Sem clubismo, se o Flamengo não tivesse ficado o 2º tempo inteiro olhando a São Paulo vir pra cima dava até pra ter ganhado o jogo. Mas o que nós, torcedores, podemos fazer? O conformismo com os resultados adversos ou placares modestos está virando uma embaraçosa característica desse Flamengo com as contas em dia. Aquela necessidade incontrolável de ganhar, nem que seja roubado, hoje em dia é cada vez mais rara de se encontrar. E no Flamengo pós-gentrificação é mais difícil ainda.

Hoje em dia o jogador do Flamengo já sabe que alcançou o topo da carreira, não quer guerra com ninguém, só quer que o juiz apite o final do jogo, tomar sua ducha e ir voado pro hotel assistir Game of Thrones. Nessas horas dá saudade do tempo em que os caras iam pegar as primas em boite e fazer festinha em boca-de-fumo. Pelo menos os caras quando faziam as paradas erradas ficavam na atividade, a adrenalina fazia o sangue dos malandro correr nas veias.

Mas não os culpo totalmente pela falta de élan, meu próprio sangue só altera sua velocidade de circulação se for pela Libertadores. O Brasileiro nessa fase homozigótica, não considerando a mensalidade do Premiere, vale muito pouco. Se você olhar pro alto da tabela de classificação vai achar que é o Grande Prêmio do Paraguai tal a quantidade de matungos e pangarés. Se eu, que sou um leigo, não me preocupo com essas jequices porque jogadores profissionais que manjam como as coisas realmente são iriam se preocupar?

Durante o nosso jogo, entre um bocejo e outro, pelo menos me convenci que César deve ser o titular contra o Piranhol e que tanto Piris da Mota quanto Ronaldo deveriam ser considerados seriamente pro lugar do Arão.

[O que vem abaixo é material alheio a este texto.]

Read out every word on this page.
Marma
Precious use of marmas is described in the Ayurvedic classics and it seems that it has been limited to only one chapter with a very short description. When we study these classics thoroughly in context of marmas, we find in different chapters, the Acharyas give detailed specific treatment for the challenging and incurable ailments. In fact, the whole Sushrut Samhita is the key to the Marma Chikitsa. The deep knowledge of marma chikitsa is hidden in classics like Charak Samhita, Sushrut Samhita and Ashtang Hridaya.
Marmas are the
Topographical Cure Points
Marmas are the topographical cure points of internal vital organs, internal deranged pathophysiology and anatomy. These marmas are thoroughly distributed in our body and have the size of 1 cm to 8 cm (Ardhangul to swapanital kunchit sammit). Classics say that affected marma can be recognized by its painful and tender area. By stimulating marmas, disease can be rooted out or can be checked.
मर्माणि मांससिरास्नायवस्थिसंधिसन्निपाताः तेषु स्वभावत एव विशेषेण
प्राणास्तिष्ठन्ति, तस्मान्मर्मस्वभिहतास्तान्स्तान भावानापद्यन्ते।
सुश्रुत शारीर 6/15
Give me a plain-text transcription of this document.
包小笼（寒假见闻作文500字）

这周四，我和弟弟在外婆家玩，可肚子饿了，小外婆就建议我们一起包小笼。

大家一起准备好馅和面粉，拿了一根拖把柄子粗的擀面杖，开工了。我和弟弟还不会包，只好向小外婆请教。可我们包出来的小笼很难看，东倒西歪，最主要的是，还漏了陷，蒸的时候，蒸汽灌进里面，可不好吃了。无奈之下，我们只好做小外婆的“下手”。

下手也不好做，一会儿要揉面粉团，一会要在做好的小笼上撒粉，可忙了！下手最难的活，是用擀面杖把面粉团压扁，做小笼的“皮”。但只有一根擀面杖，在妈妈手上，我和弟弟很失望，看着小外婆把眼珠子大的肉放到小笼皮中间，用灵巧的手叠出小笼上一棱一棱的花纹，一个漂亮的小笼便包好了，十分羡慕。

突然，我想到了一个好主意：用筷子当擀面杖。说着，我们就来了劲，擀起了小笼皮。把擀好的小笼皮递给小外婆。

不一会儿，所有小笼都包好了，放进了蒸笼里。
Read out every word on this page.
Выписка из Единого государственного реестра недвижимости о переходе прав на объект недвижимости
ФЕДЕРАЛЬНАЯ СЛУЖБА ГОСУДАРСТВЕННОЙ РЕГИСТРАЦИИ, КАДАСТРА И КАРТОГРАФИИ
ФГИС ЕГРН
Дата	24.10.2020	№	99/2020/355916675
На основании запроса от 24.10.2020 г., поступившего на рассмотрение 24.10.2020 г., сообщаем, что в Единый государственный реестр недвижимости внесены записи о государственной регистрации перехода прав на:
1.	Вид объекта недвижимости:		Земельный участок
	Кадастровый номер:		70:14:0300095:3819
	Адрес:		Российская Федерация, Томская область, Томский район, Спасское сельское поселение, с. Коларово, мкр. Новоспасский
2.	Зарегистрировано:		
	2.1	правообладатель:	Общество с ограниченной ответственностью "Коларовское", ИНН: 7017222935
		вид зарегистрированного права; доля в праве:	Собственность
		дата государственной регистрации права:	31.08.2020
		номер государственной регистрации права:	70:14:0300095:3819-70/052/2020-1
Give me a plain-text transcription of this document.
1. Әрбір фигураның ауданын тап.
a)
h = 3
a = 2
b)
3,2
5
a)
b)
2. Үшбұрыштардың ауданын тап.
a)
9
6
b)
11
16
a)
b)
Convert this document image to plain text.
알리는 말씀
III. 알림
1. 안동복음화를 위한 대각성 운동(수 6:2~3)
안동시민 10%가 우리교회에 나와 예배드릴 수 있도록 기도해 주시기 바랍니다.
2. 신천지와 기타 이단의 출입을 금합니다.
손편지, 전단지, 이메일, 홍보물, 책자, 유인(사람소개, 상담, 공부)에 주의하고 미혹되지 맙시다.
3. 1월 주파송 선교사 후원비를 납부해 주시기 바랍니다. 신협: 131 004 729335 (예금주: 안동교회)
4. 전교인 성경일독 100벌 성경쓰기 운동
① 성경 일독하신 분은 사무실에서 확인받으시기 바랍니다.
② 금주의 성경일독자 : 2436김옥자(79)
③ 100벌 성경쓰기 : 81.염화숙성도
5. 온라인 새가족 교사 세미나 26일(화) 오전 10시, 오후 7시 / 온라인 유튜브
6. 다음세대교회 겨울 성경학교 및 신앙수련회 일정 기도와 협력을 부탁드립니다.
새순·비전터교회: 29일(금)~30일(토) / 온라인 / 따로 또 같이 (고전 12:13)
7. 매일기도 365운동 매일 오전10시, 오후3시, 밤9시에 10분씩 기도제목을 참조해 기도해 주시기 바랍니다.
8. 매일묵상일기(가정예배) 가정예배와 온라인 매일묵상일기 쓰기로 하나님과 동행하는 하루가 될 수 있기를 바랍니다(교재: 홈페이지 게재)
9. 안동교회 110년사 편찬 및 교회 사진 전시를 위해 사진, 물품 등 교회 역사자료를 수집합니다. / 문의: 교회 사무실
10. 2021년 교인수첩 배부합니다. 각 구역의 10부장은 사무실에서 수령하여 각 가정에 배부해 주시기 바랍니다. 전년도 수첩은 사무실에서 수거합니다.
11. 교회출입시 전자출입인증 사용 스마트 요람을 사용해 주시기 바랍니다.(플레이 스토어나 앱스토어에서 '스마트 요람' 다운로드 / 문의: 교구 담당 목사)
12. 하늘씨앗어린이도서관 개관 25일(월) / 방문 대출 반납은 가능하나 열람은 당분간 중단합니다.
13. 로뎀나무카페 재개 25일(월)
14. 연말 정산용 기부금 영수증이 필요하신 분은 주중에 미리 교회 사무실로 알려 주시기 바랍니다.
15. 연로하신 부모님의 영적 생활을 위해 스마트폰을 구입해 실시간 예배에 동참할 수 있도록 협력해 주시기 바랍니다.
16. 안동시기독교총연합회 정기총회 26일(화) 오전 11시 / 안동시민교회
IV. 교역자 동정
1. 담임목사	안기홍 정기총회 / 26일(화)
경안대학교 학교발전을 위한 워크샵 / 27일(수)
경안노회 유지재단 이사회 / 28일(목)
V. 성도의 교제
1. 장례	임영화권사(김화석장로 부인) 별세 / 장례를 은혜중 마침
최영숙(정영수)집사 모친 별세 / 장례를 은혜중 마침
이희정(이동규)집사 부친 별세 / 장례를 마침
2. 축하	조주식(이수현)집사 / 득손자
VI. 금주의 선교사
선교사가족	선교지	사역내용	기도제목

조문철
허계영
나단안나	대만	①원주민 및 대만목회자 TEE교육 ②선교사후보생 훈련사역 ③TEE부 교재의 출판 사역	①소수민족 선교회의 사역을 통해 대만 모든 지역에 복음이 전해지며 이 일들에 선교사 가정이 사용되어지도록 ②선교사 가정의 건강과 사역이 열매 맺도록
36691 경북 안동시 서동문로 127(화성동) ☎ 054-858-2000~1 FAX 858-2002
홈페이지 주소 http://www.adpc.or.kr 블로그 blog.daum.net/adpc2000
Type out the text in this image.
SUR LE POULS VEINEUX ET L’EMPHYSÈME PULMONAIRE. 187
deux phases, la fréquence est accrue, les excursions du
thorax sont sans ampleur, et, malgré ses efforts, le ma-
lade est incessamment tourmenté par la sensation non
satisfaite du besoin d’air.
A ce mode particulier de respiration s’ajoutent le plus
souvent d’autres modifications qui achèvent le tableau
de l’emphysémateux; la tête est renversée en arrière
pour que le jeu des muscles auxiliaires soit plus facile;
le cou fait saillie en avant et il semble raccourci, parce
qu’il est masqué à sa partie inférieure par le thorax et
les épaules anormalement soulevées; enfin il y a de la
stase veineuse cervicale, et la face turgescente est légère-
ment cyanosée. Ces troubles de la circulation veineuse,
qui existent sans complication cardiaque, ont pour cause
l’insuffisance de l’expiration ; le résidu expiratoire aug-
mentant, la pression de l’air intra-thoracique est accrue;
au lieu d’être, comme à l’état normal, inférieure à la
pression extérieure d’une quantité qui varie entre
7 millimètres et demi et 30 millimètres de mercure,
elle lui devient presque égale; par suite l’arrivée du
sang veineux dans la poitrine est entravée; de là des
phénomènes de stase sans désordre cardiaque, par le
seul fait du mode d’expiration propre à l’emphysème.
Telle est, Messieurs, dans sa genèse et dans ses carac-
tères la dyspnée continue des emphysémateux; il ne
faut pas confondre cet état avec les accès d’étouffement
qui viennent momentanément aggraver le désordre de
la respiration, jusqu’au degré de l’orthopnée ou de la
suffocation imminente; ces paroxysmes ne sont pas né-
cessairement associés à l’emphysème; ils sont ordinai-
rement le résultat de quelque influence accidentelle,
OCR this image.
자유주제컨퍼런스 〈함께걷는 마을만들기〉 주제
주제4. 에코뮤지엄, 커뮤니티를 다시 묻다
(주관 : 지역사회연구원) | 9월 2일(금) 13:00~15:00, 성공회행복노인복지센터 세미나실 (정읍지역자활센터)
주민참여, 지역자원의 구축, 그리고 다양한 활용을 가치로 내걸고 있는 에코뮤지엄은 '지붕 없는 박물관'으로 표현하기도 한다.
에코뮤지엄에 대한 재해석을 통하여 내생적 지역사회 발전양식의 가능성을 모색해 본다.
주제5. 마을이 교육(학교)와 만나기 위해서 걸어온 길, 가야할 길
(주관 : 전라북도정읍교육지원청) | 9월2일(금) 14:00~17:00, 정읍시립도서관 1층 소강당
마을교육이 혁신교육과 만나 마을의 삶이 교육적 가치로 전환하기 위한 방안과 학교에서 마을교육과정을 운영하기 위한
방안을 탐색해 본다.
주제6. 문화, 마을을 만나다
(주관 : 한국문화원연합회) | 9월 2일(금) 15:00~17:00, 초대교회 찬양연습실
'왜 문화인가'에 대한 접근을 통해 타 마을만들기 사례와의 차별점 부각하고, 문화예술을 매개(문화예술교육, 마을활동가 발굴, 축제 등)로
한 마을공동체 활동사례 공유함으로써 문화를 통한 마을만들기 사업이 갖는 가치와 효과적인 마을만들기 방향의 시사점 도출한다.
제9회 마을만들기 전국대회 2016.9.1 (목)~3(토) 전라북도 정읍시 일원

No nosso jogo de quarta-feira mais importante do ano o característico descompromisso do Arão com a marcação pode nos custar muito caro. Mas, no fundo, acho que dificilmente o Abel vai dar o braço a torcer e barrar seu peixe. E nisso eu dou razão ao treinador, já que é pra ele se fuder que ao menos ele se foda junto com todo seu fechamento.

Sei que hoje em dia a alta fidelidade está fora de moda até para equipamentos sonoros, mas é um sentimento nobre e eu dou valor. Custe o que custar, nós gostando dele ou não, se classificando ou não, Abel tem que ser fiel às suas convicções como nós somos fiéis ao Flamengo. Joguei meu cigarro no chão e pisei. Sem mais nenhum, aquele mesmo apanhei e fumei. Através da fumaça neguei minha raça chorando, a repetir: o Flamengo é o veneno que eu escolhi pra morrer sem sentir.